Selling HP's ongoing reinvention

Summary:On his way to becoming the next Lou Gerstner, the no-nonsense, conductor of IBM's turnaround in the 1990s, HP CEO Mark Hurd was busy setting Wall Street expectations. And unlike his predecessors--Carly Fiorina and Lew Platt--there would be no overpromising and underdelivering.

On his way to becoming the next Lou Gerstner, the no-nonsense, conductor of IBM's turnaround in the 1990s, HP CEO Mark Hurd was busy setting Wall Street expectations. And unlike his predecessors--Carly Fiorina and Lew Platt--there would be no overpromising and underdelivering.

Hurd was extremely prepared and on message at the securities analyst meeting in New York, which Larry and I covered this morning. If you are judging HP on their execution this shindig was very well executed--almost too much so. The way Hurd handles the numbers and has turned the company around; Wall Street has to love him...even with the cloud of the pretexting scandal hanging over his head.

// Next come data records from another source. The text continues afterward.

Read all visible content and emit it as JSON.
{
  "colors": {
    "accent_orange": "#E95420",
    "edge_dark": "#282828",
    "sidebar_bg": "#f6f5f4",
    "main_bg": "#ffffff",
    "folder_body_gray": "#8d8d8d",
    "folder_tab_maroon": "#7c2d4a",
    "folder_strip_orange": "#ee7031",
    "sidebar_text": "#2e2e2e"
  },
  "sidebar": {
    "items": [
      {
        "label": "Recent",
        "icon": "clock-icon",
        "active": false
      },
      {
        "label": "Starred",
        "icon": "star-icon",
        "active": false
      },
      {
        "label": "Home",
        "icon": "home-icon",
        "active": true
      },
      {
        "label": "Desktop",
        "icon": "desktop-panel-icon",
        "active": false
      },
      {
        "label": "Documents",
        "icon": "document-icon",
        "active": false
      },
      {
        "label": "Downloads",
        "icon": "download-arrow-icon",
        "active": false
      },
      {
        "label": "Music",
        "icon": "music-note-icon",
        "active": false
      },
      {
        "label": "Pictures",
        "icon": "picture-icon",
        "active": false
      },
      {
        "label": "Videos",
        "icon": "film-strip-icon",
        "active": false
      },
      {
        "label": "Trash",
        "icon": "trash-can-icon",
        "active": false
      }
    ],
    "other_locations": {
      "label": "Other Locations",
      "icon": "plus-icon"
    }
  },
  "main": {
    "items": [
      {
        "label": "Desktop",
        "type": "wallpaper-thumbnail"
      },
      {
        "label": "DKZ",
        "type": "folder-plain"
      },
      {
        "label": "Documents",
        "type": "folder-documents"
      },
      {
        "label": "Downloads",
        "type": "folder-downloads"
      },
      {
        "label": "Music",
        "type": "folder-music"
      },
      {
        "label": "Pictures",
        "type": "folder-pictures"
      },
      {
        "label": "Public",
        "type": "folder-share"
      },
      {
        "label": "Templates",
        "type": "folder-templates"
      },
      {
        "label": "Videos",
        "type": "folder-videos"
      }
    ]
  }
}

Several HP executives gave presentations, which were carefully orchestrated to continuously repeat and reinforce the themes Hurd laid out at the beginning of the event. The main message is that since Hurd took over as CEO about two years ago, HP has gone from "surviving to thriving." Hurd said that the pools of revenue are clear and that HP will take care its cost issues and process opportunities. It's all about execution on the strategy, he added, and layered on the theme that HP is a company that is transforming, but is not transformed. "Don't get too over-excited about 2006 [performance]," Hurd told the financial analysts. Another iteration of Hurd's reduce expectations theme, echoed by other presenters: "HP still has a lot of work to do." 


  HP CEO Mark Hurd and soon to be ex-CFO Bob Wayman

Every presenter talked about operational efficiency. "There's significant opportunity to improve. We've spent our time trying to understand what the highest scale company in industry should look like in 2009. We're not there yet," Hurd said. 

Sales execution, Hurd said, is a key area of focus for growth among all customer segments. Ann Livermore, executive vice president of HP's Technology Solutions Group, said her division, which targets the global 2000, is focusing on sales improvement, getting denser coverage of sales people across the customer base and applying serious discipline interconnecting sales, planning and analytics. Sales and employee compensation will be tied back to margin performance, Livermore said.

Part of HP's growth strategy is to attach services to every product in the portfolio, she said, increasing HP's share of wallet. "We have a strategy and portfolio advantage because we can blade everything," Livermore said, noting that blades sales can effectively lead to attachment of software as well as assessment and design services.

On the personal technology front, Todd Bradley, executive vice president of the Personal Systems Group, said, "As we look at how we drive efficiency in our model, you will see us continue to price very aggressively and continue to drive profitable growth that is so important and to invest in spaces that are critical for growth like client virtualization." Bradley said his group shipped 35 million devices in fiscal 2006.

During a Q&A period Bradley was asked about the impact of Vista: "There is no impact on holiday demand with the delay of Vista," Bradley said. "From a cost perspective, Vista is a bigger memory footprint, and it has made the memory market somewhat tight in the short term. I dont think we expect to see Vista as a growth driver in the enterprise. Consumers will see it as an advantage as the product gets launched. It will be a very smooth transition, create some exciting in the space in the spring, but I don't expect any huge anomalies or supply issues."